In this edition it's my turn! I want to share with you a blog that I was asked to write for the charities "Growing Families" and "Family Links" on empathy in parenting.
Empathy is such a powerful ingredient in all our relationships, however in parenting it can be a game changer.................
“Empathy! Yes, I know what that is, I use it all the time!”
In my work as a parent coach and also a trainer of family/parent practitioners this is a common response when I mention the word empathy.
However, do we REALLY know what empathy is and how powerful it can be in our relationships with our children (and in fact in all our relationships)?
When I looked up the meaning of the word “empathy” I found this: “The ability to understand and share the feelings of another.”
But can we truly “understand” the feelings of another? For me the difficulty I see, is that we forget to stand the other person’s shoes and see the situation from their emotional viewpoint and not our own – this is where the power of empathy lies.

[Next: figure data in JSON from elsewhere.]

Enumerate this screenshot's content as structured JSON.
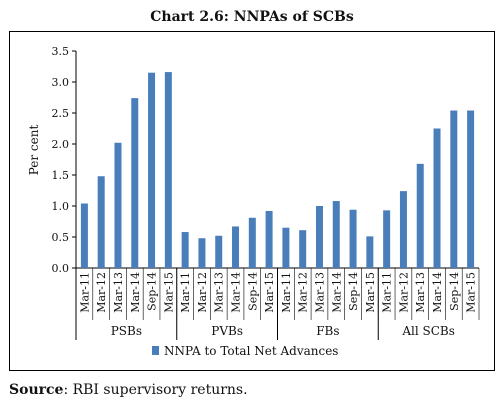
{
  "title": "Chart 2.6: NNPAs of SCBs",
  "source": {
    "label": "Source",
    "text": ": RBI supervisory returns."
  },
  "colors": {
    "bar": "#4a7ebb"
  },
  "chart_data": {
    "type": "bar",
    "title": "Chart 2.6: NNPAs of SCBs",
    "xlabel": "",
    "ylabel": "Per cent",
    "ylim": [
      0,
      3.5
    ],
    "yticks": [
      "0.0",
      "0.5",
      "1.0",
      "1.5",
      "2.0",
      "2.5",
      "3.0",
      "3.5"
    ],
    "grid": false,
    "legend_position": "bottom",
    "groups": [
      {
        "name": "PSBs",
        "categories": [
          "Mar-11",
          "Mar-12",
          "Mar-13",
          "Mar-14",
          "Sep-14",
          "Mar-15"
        ],
        "values": [
          1.04,
          1.48,
          2.02,
          2.74,
          3.15,
          3.16
        ]
      },
      {
        "name": "PVBs",
        "categories": [
          "Mar-11",
          "Mar-12",
          "Mar-13",
          "Mar-14",
          "Sep-14",
          "Mar-15"
        ],
        "values": [
          0.58,
          0.48,
          0.52,
          0.67,
          0.81,
          0.92
        ]
      },
      {
        "name": "FBs",
        "categories": [
          "Mar-11",
          "Mar-12",
          "Mar-13",
          "Mar-14",
          "Sep-14",
          "Mar-15"
        ],
        "values": [
          0.65,
          0.61,
          1.0,
          1.08,
          0.94,
          0.51
        ]
      },
      {
        "name": "All SCBs",
        "categories": [
          "Mar-11",
          "Mar-12",
          "Mar-13",
          "Mar-14",
          "Sep-14",
          "Mar-15"
        ],
        "values": [
          0.93,
          1.24,
          1.68,
          2.25,
          2.54,
          2.54
        ]
      }
    ],
    "series": [
      {
        "name": "NNPA to Total Net Advances"
      }
    ]
  }
}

How many times have you started to share something that you are really upset about and get a response like “Oh yes, I know exactly how you feel, that happened to me, it was awful……..” cue them now recounting their story leaving you listening to their story and yours being side-lined!
Or perhaps you got a response “Poor you! How awful! What you should do is………………..” Again no empathy here, a bit of sympathy and lots of fixing it!
However, use empathy correctly and it has the power to heal, connect and transform relationships, making empathy a vital skill to learn as a parent. In my opinion t’s fundamental to our parenting tool-box.
At Natural Flair we feel that empathy is the ability to see something from the other person’s emotional point of view – trying to sense what it’s like to be them by stepping into their shoes. Not feeling the experience ourselves as this is sympathy! It means we have to stay emotionally neutral and also out of judgement.
So we can see how tricky it might be, particularly where our children are concerned as we can easily get hooked in and respond emotionally to them. However, empathy does allow us to understand the feelings behind the behaviour without agreeing with the actual behaviour!
All of us feel angry, frustrated, lonely etc. at times and these feelings are what make us human and some feel it easier than others to find the words to express our feelings – this is the same for our children too.
Children often act out feelings because they can’t put them into words – they might do this by being aggressive, tearful, shouty or withdrawn, or even having a major meltdown because you won’t buy them an ice-cream after playgroup or because they weren’t picked for the football team, even though they went to every practise session.
Being able to put yourself in your child’s shoes to understand their behaviour (not agree or condone it), means that we can parent assertively too! An empathic response to children’s’ moods makes our relationship with them happier and closer and of course children who are treated with empathy and respect will learn to be empathic and respectful to others.
So that’s all very well, but for some of us it might all sound a bit “pink and fluffy”. Or a bit “namby pamby”!
I certainly think about 6 or 7 years ago my husband would have definitely been in this camp! Our youngest son is, let’s say, a little “feisty” and empathy has certainly been a tool I’ve tried to use in my parenting with him. I can often recall myself saying;
“You look very angry with me” or
“It can be disappointing when you’re in the middle of a game and the toys need to be put away” or
“You sound very cross about that”
Many times it has helped to stop a potential meltdown or defuse some pretty major feelings.
Originally, my husband’s parenting style was more to the side of authoritarian. A typical response might be to say “stop making such a fuss about it” or “you’re so rude, I’m not listening to this anymore”. Those types of responses/phrases, can place blame or brush feelings aside that should be addressed.
However, over the years it’s been interesting to see how he has adopted a more empathic response towards me and the children and that’s made a big difference in our family.
Let’s look at it another way. Can you think of a situation where you turned to someone for support or advice and they failed to respect your feelings? Dismissed how you felt? Didn’t actually listen to you? How did you feel towards that person?
Can you think of another time when someone responded truly empathically to you, really tuning into your feelings? Listened without interrupting or telling you what to do? How did you feel towards them?
If we notice how helpful it can be for us when someone truly accepts the way we feel, then we will know that it will be the same for our children too!
So that’s the theory, but what about in practise? There’s a whole language around empathy and sometimes it can be helpful just to have a starting point. So after listening to our child and trying to stay neutral emotionally ourselves we can respond with the opening of;
I wonder if……..
It can be hard when…….
Followed by suggesting how they might feel, then pausing and not going into fix it mode, (this is the powerful bit)!
It’s as simple as that! We can follow it up with the second stage of offering a suggestion that might be helpful in that situation, but sometimes it’s not necessary. Sometimes our children don't want us to "fix it" that just want to be listened to and understood.
So back to my husband – after 7 years or so he’s becoming pretty efficient at practising empathy even to the point that he will now say to me when I get frustrated with our children
“It sounds like you're frustrated with the kids! Remember Sharon, empathy is your ace card”!!!